The agencies listed the top malware strains of last year as Agent Tesla (information stealer), AZORult (information stealer), Formbook (information stealer), Ursnif (banking Trojan), LokiBot (Trojan credential stealer), MOUSEISLAND (ransomware delivery), NanoCore (credential stealer), Qakbot (multipurpose trojan), Remcos (remote access trojan), TrickBot (multipurpose trojan/ransomware delivery), and GootLoader (multi-payload malware platform).
The malware on the list is used primarily for financial gain rather than, say, cyber espionage. “The most prolific malware users of the top malware strains are cyber criminals, who use malware to deliver ransomware or facilitate theft of personal and financial information,” notes CISA in the advisory.
Some, like TrickBot, started as a banking trojan but evolved into a modular malware and have since served as access brokers for ransomware groups, such as the notorious Conti gang, by using its network of already compromised machines.
CISA also offers an overview of how the malware ecosystem functions and how the industry’s actors continue to fund, support and improve their malicious software.
“Many malware developers often operate from locations with few legal prohibitions against malware development and deployment.
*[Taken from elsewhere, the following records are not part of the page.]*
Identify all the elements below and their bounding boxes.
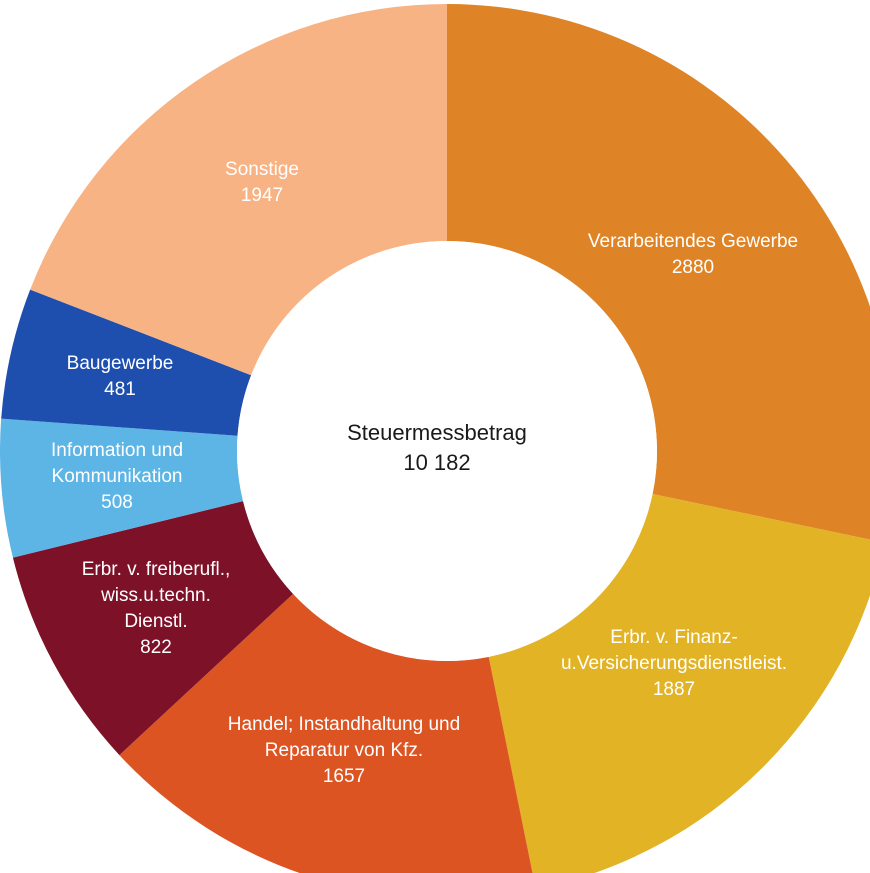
donut-slice-6 [30, 4, 448, 376]
slice-name-line-6-0: Sonstige [225, 159, 299, 180]
donut-slice-4 [0, 418, 244, 558]
donut-slices [0, 4, 870, 873]
center-value: 10 182 [403, 450, 470, 475]
slice-name-line-4-0: Information und [51, 440, 183, 461]
slice-name-line-2-1: Reparatur von Kfz. [265, 740, 423, 761]
donut-hole [237, 241, 657, 661]
slice-value-1: 1887 [653, 679, 695, 700]
slice-labels: Verarbeitendes Gewerbe 2880 Erbr. v. Finan… [51, 159, 798, 787]
slice-name-line-0-0: Verarbeitendes Gewerbe [588, 231, 798, 252]
slice-label-1: Erbr. v. Finanz-u.Versicherungsdienstlei… [561, 627, 787, 700]
slice-label-0: Verarbeitendes Gewerbe 2880 [588, 231, 798, 278]
slice-name-line-3-2: Dienstl. [124, 611, 187, 632]
slice-value-5: 481 [104, 379, 136, 400]
donut-slice-0 [447, 4, 870, 540]
slice-name-line-1-1: u.Versicherungsdienstleist. [561, 653, 787, 674]
donut-slice-3 [12, 501, 294, 756]
slice-value-2: 1657 [323, 766, 365, 787]
donut-slice-1 [488, 494, 870, 873]
slice-name-line-2-0: Handel; Instandhaltung und [228, 714, 460, 735]
slice-name-line-4-1: Kommunikation [52, 466, 183, 487]
slice-value-4: 508 [101, 492, 133, 513]
slice-label-6: Sonstige 1947 [225, 159, 299, 206]
slice-label-2: Handel; Instandhaltung und Reparatur von … [228, 714, 460, 787]
slice-label-3: Erbr. v. freiberufl., wiss.u.techn. Dienst… [82, 559, 231, 658]
slice-label-4: Information und Kommunikation 508 [51, 440, 183, 513]
slice-name-line-1-0: Erbr. v. Finanz- [610, 627, 737, 648]
center-title: Steuermessbetrag [347, 420, 527, 445]
donut-slice-5 [1, 289, 252, 436]
slice-value-0: 2880 [672, 257, 714, 278]
slice-name-line-3-1: wiss.u.techn. [100, 585, 211, 606]
slice-value-6: 1947 [241, 185, 283, 206]
slice-name-line-5-0: Baugewerbe [67, 353, 174, 374]
slice-name-line-3-0: Erbr. v. freiberufl., [82, 559, 231, 580]
slice-label-5: Baugewerbe 481 [67, 353, 174, 400]
slice-value-3: 822 [140, 637, 172, 658]
donut-slice-2 [119, 593, 533, 873]
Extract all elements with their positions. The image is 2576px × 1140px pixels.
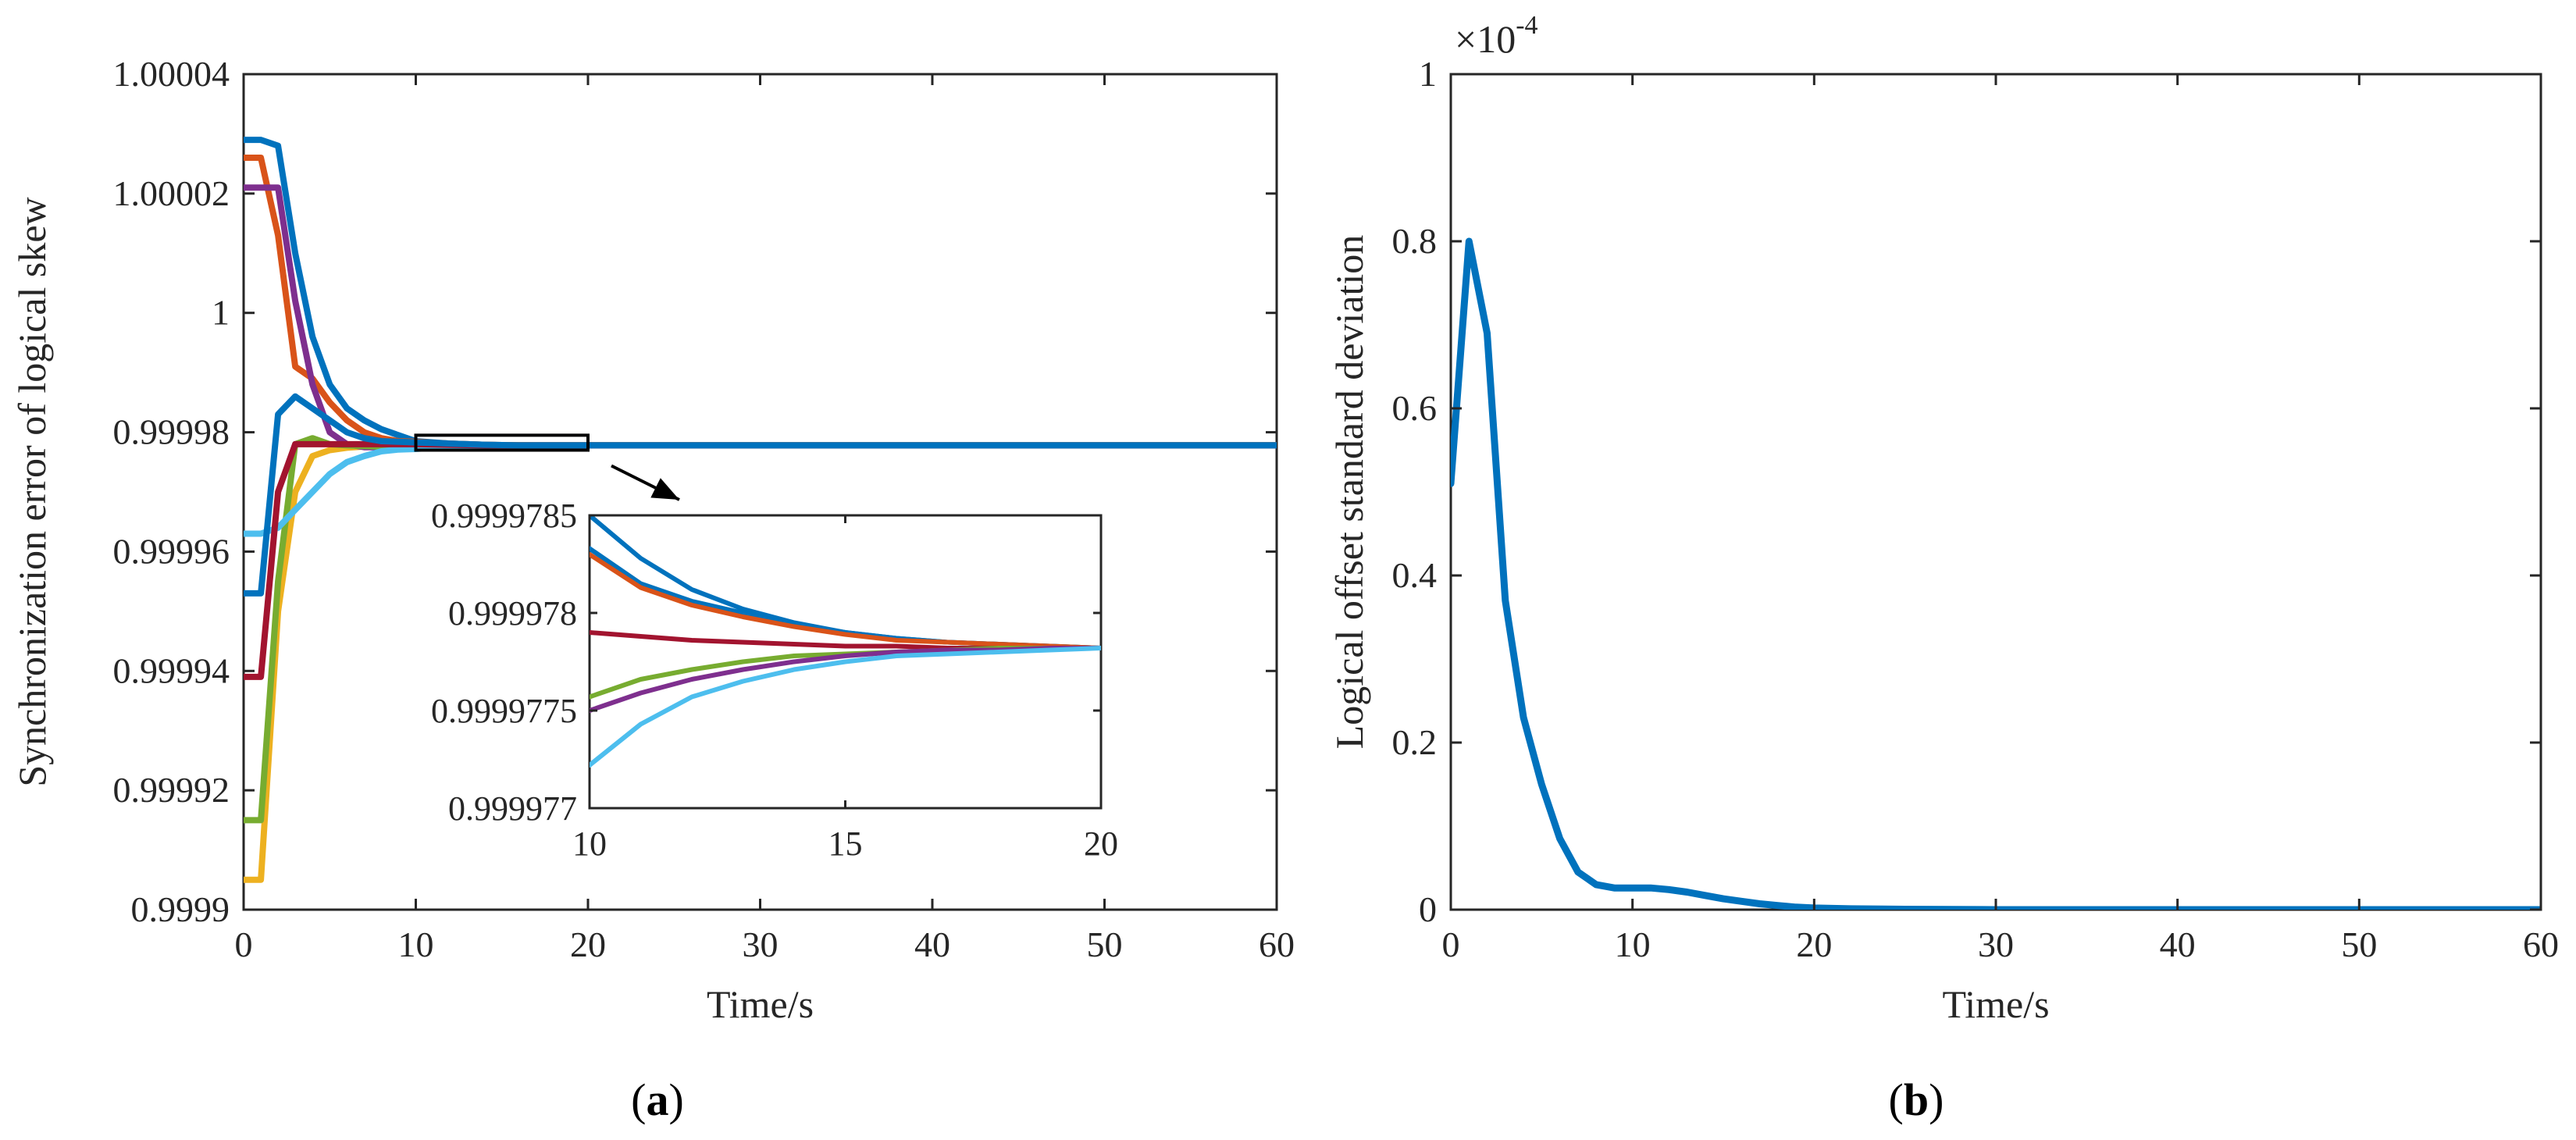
panel-a-xtick-label: 30 (743, 924, 779, 964)
panel-b-label-open: ( (1889, 1074, 1904, 1125)
panel-b-xtick-label: 20 (1796, 924, 1832, 964)
panel-a-ytick-label: 0.99996 (113, 531, 230, 571)
panel-a-xtick-label: 50 (1087, 924, 1123, 964)
panel-a-y-axis-label: Synchronization error of logical skew (10, 197, 54, 786)
panel-a-inset-ytick-label: 0.9999785 (431, 497, 577, 535)
panel-a-ytick-label: 0.99994 (113, 650, 230, 690)
panel-a-xtick-label: 60 (1259, 924, 1295, 964)
panel-b-chart: 0 10 20 30 40 50 60 0 0.2 0.4 0.6 0.8 1 Time/s Logical… (1327, 11, 2559, 1026)
panel-b-label: (b) (1889, 1074, 1944, 1125)
panel-b-xtick-label: 50 (2341, 924, 2377, 964)
panel-a-xtick-label: 40 (914, 924, 950, 964)
panel-a-inset-ytick-label: 0.999977 (448, 789, 577, 828)
panel-a-xtick-label: 10 (398, 924, 434, 964)
panel-b-ytick-label: 0.4 (1392, 555, 1438, 595)
panel-b-xtick-label: 40 (2160, 924, 2196, 964)
panel-b-xtick-label: 10 (1615, 924, 1651, 964)
panel-a-ytick-label: 1.00004 (113, 54, 230, 94)
panel-a-inset: 10 15 20 0.999977 0.9999775 0.999978 0.9999785 (431, 497, 1118, 863)
panel-b-ytick-label: 0.6 (1392, 388, 1438, 428)
panel-b-axes-frame (1449, 73, 2542, 911)
panel-a-ytick-label: 0.99992 (113, 770, 230, 810)
panel-b-xtick-label: 60 (2523, 924, 2559, 964)
panel-a-label-letter: a (647, 1074, 669, 1125)
panel-b-y-exponent-power: -4 (1516, 11, 1537, 40)
panel-b-label-letter: b (1904, 1074, 1929, 1125)
panel-a-x-axis-label: Time/s (707, 982, 814, 1026)
panel-a-ytick-label: 1 (212, 293, 230, 333)
panel-a-inset-xtick-label: 20 (1084, 825, 1118, 863)
panel-b-y-axis-label: Logical offset standard deviation (1327, 235, 1371, 750)
panel-b-label-close: ) (1929, 1074, 1944, 1125)
panel-b-ytick-label: 0.2 (1392, 722, 1438, 762)
panel-a-ytick-label: 1.00002 (113, 173, 230, 213)
panel-a-label-close: ) (669, 1074, 684, 1125)
panel-b-ytick-label: 0 (1419, 889, 1437, 929)
panel-a-inset-series-line-7 (590, 646, 1101, 768)
panel-a-label: (a) (631, 1074, 684, 1125)
panel-a-inset-xtick-label: 10 (572, 825, 607, 863)
panel-a-chart: 0 10 20 30 40 50 60 0.9999 0.99992 0.99994 0.99996… (10, 54, 1295, 1026)
panel-a-zoom-arrow-head (650, 478, 679, 500)
panel-a-zoom-box (414, 433, 590, 452)
panel-a-inset-series-line-3 (590, 552, 1101, 650)
panel-b-series-line-1 (1451, 237, 2541, 910)
panel-b-ytick-label: 0.8 (1392, 221, 1438, 261)
panel-a-inset-ytick-label: 0.9999775 (431, 692, 577, 730)
panel-a-ytick-label: 0.99998 (113, 412, 230, 452)
panel-b-ytick-label: 1 (1419, 54, 1437, 94)
panel-a-xtick-label: 20 (570, 924, 606, 964)
panel-a-ytick-label: 0.9999 (131, 889, 230, 929)
panel-a-xtick-label: 0 (235, 924, 253, 964)
panel-b-y-exponent-base: ×10 (1455, 17, 1516, 61)
panel-a-label-open: ( (631, 1074, 646, 1125)
panel-a-inset-xtick-label: 15 (828, 825, 863, 863)
panel-b-xtick-label: 0 (1442, 924, 1460, 964)
panel-b-y-exponent: ×10-4 (1455, 11, 1538, 61)
panel-b-xtick-label: 30 (1978, 924, 2014, 964)
panel-a-inset-ytick-label: 0.999978 (448, 594, 577, 632)
panel-b-x-axis-label: Time/s (1942, 982, 2049, 1026)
Some developers even market their malware products as legitimate cyber security tools,” CISA notes.
CISA’s advisory serves as a useful resource with links to official US government technical briefings about each malware strain. It includes a summary of their main capabilities, the date it has been active since, its malware classification, and delivery method.
Trickbot, at one point the world’s largest botnet, has been active since 2016 and in October 2020 was targeted by Microsoft and its partners for a technical and legal takedown. That month, the US military’s Cyber Command unit had also reportedly run a campaign against Trickbot. CISA also warned Trickbot was planning an attack on US healthcare sector organizations. Despite these efforts, CISA notes that Trickbot remains active as of July 2022.
“TrickBot malware is often used to form botnets or enabling initial access for the Conti ransomware or Ryuk banking trojan. TrickBot is developed and operated by a sophisticated group of malicious cyber actors and has evolved into a highly modular, multi-stage malware,” the advisory states.
“In 2020, cyber criminals used TrickBot to target the Healthcare and Public Health (HPH) Sector and then launch ransomware attacks, exfiltrate data, or disrupt healthcare services. Based on information from trusted third parties, TrickBot’s infrastructure is still active in July 2022.”
CISA recommends organizations patch all systems and prioritize patching known exploited vulnerabilities. It also recommends enforcing multi-factor authentication and securing remote desktop protocol (RDP) services.
CISA in April published the top 15 routinely exploited vulnerabilities, which included the ProxyShell and ProxyLogon Exchange email servers vulnerabilities, bugs in virtual private network (VPN) endpoints, and the Apache Log4j Log4Shell flaw.